It’s a popular drumbeat – the reason for the declining enrollment in college-level humanities classes is the deepening and largely imbalanced materialism of modern society. Humanities don’t make one rich, so young people drift to more profitable majors. The higher-education institutions respond to this trend by refurbishing the humanity courses they offer. Sometimes whole departments get to be eliminated; sometimes just courses are cut or curtailed. Such policies make it easier for students to skip the humanities. As a result, society becomes less and less versed in critical thinking and all other benefits humanities bestow.
And so on, and so forth. The drumbeat comes from all angles, and in fact, it is the right thing to say if you are an Humano-Academese. But oὐ μέντοι μὰ Δία, as Socrates Sensei would put it, sometimes the drums seem to beat from the very marketplace they denounce…
Martha Nussbaum is a prolific thinker who’s written on every new pop subject under the sun. Her latest endeavor is a book called Not for Profit: Why Democracy Needs the Humanities (links to reviews/responses below). In her commencement address at Colgate University, she presented a summary of her argument. Below is an excerpt:
Our American democracy, like ancient Athens, is prone to hasty and sloppy reasoning, and to the substitution of invective for real deliberation. With the decline in newspapers and the increasing influence of an impoverished talk-radio culture of sound bites, we need Socrates in the classroom more urgently than ever. Critical argument gives people a way of being responsible: when politicians bring simplistic rhetoric their way, they won’t just accept it or reject it on the basis of a prior ideological commitment, they will investigate and argue, thinking for themselves, and learning to understand themselves. And when argument, not mere partisan feeling, takes the lead, people will also be able to interact with one another in a more reasonable way. Instead of seeing political disputes as occasions to score points for their own side, they will probe, investigate; they will learn where the other person’s argument shares common ground with their own; all this conduces to respect and understanding.

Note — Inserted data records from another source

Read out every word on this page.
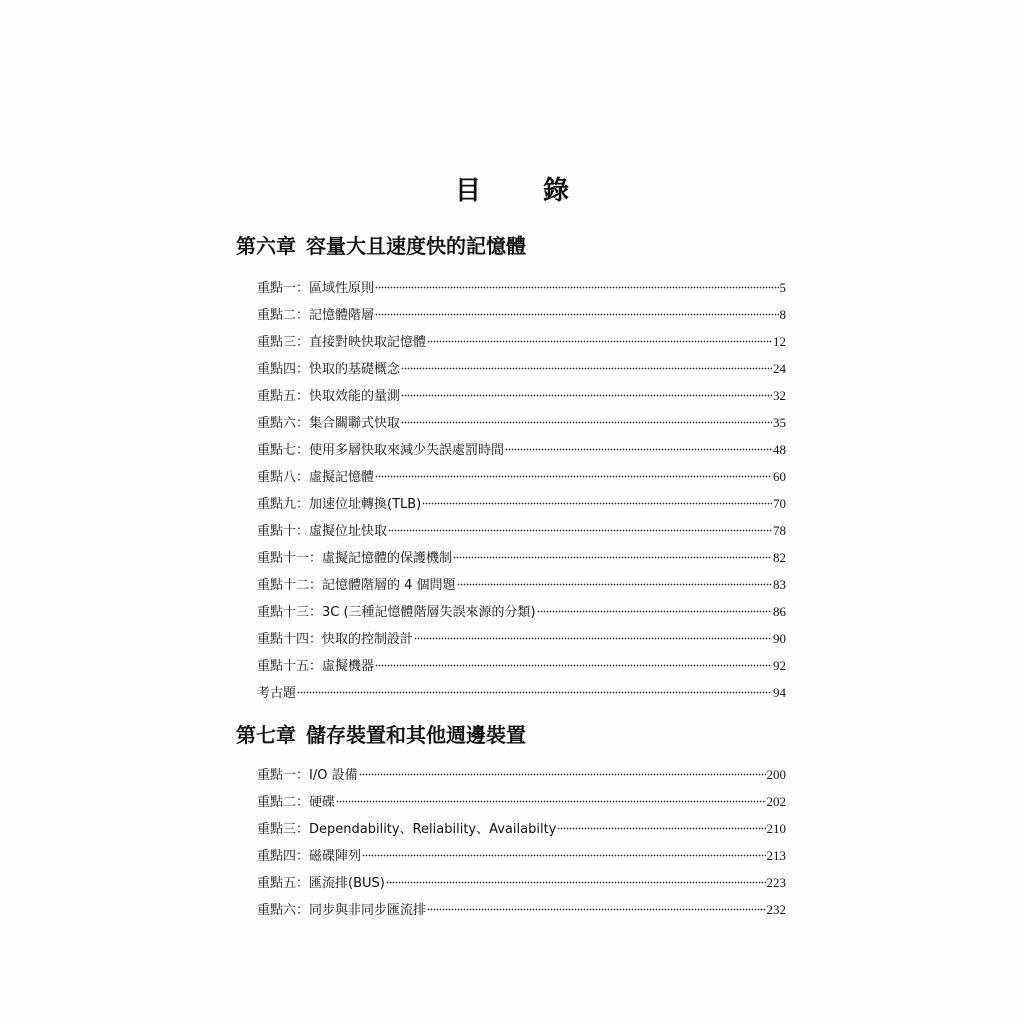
目　錄
第六章 容量大且速度快的記憶體
重點一：區域性原則	5
重點二：記憶體階層	8
重點三：直接對映快取記憶體	12
重點四：快取的基礎概念	24
重點五：快取效能的量測	32
重點六：集合關聯式快取	35
重點七：使用多層快取來減少失誤處罰時間	48
重點八：虛擬記憶體	60
重點九：加速位址轉換(TLB)	70
重點十：虛擬位址快取	78
重點十一：虛擬記憶體的保護機制	82
重點十二：記憶體階層的 4 個問題	83
重點十三：3C (三種記憶體階層失誤來源的分類)	86
重點十四：快取的控制設計	90
重點十五：虛擬機器	92
考古題	94
第七章 儲存裝置和其他週邊裝置
重點一：I/O 設備	200
重點二：硬碟	202
重點三：Dependability、Reliability、Availabilty	210
重點四：磁碟陣列	213
重點五：匯流排(BUS)	223
重點六：同步與非同步匯流排	232
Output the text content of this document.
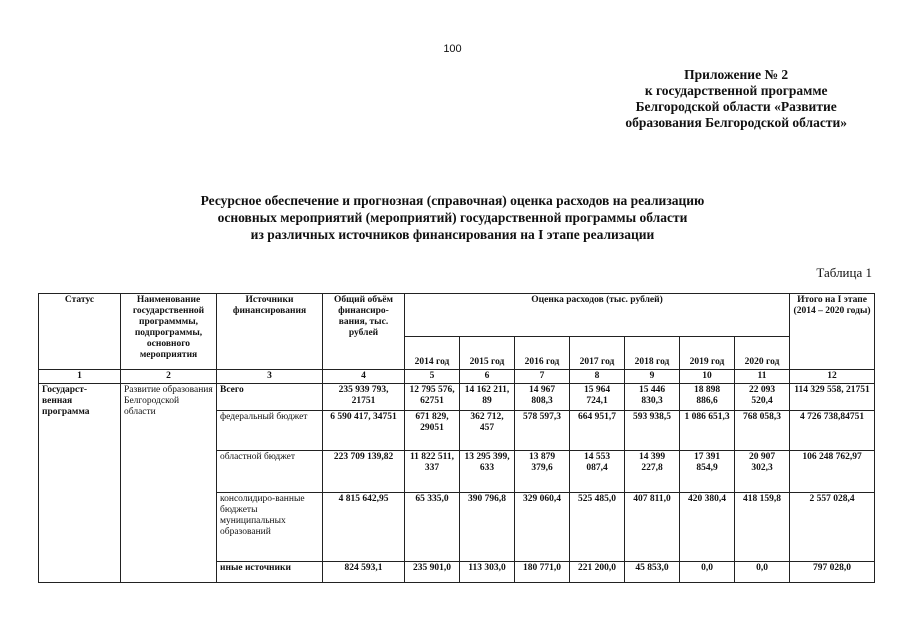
100
Приложение № 2
к государственной программе
Белгородской области «Развитие
образования Белгородской области»
Ресурсное обеспечение и прогнозная (справочная) оценка расходов на реализацию
основных мероприятий (мероприятий) государственной программы области
из различных источников финансирования на I этапе реализации
Таблица 1
Статус	Наименование государственной программмы, подпрограммы, основного мероприятия	Источники финансирования	Общий объём финансиро-вания, тыс. рублей	Оценка расходов (тыс. рублей)							Итого на I этапе (2014 – 2020 годы)
				2014 год	2015 год	2016 год	2017 год	2018 год	2019 год	2020 год	
1	2	3	4	5	6	7	8	9	10	11	12
Государст-венная программа	Развитие образования Белгородской области	Всего	235 939 793, 21751	12 795 576, 62751	14 162 211, 89	14 967 808,3	15 964 724,1	15 446 830,3	18 898 886,6	22 093 520,4	114 329 558, 21751
		федеральный бюджет	6 590 417, 34751	671 829, 29051	362 712, 457	578 597,3	664 951,7	593 938,5	1 086 651,3	768 058,3	4 726 738,84751
		областной бюджет	223 709 139,82	11 822 511, 337	13 295 399, 633	13 879 379,6	14 553 087,4	14 399 227,8	17 391 854,9	20 907 302,3	106 248 762,97
		консолидиро-ванные бюджеты муниципальных образований	4 815 642,95	65 335,0	390 796,8	329 060,4	525 485,0	407 811,0	420 380,4	418 159,8	2 557 028,4
		иные источники	824 593,1	235 901,0	113 303,0	180 771,0	221 200,0	45 853,0	0,0	0,0	797 028,0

Sweeping generalizations sell well, but not to prospective students. In fact, students like me tend to tune out. I am far from sure that taking a large number of higher-ed humanities courses automatically results in better critical thinking outside the classroom. Or that “the masses” are uniformly stupid unless they take college-level humanities courses. Real-life forums provide much more spontaneous, and free-for-all, education. The Silver and Black Pride blog, for instance – you find there genuine and passionate discussion on topics ranging from football to politics to religion, Plato, great books, films, music and back. It is a Socratic dialogue at its best, there are no grades, and yet you get constant feedback about your progress.
Critical thinking and Socratic dialogue are buzzwords in business management, by the way. The best form of Socratic dialogue, according to the linked study, is one in which there is no Socrates guiding the discussion. Problem-based inquiry at its finest.
Reviews of Martha Nussbaum’s new book:
- Thomas Farrell’s first and second responses
- Geert Loving disagreeing with Martha’s apparent separation of humanities from technology:
It would be great if the ‘liberal arts’ approach would be radical untimely and be despised as a breading ground for young dissents, wild talent, impossible personalities. Instead it is just irrelevant. The liberal arts approach claims that their students do not derail, drop out and become better people. This could be the case. But what they lack is a basic interest in what’s going in society. They lack passion for the politics and culture of our fucked-up techno-society. Many of them are indifferent, if not hostile, to programming and code. […]Instead of fighting for ‘liberal arts’ as antidote I would argue to bring out, to play out, the technological in the humanities, and stop seeing them as opposites.
- Troy Jollimore’s review of Martha’s new book
- And this one, which cites a professor who disagrees that the market is responsible for the decline of humanities and who blames the humanists’ lousy teaching strategies instead.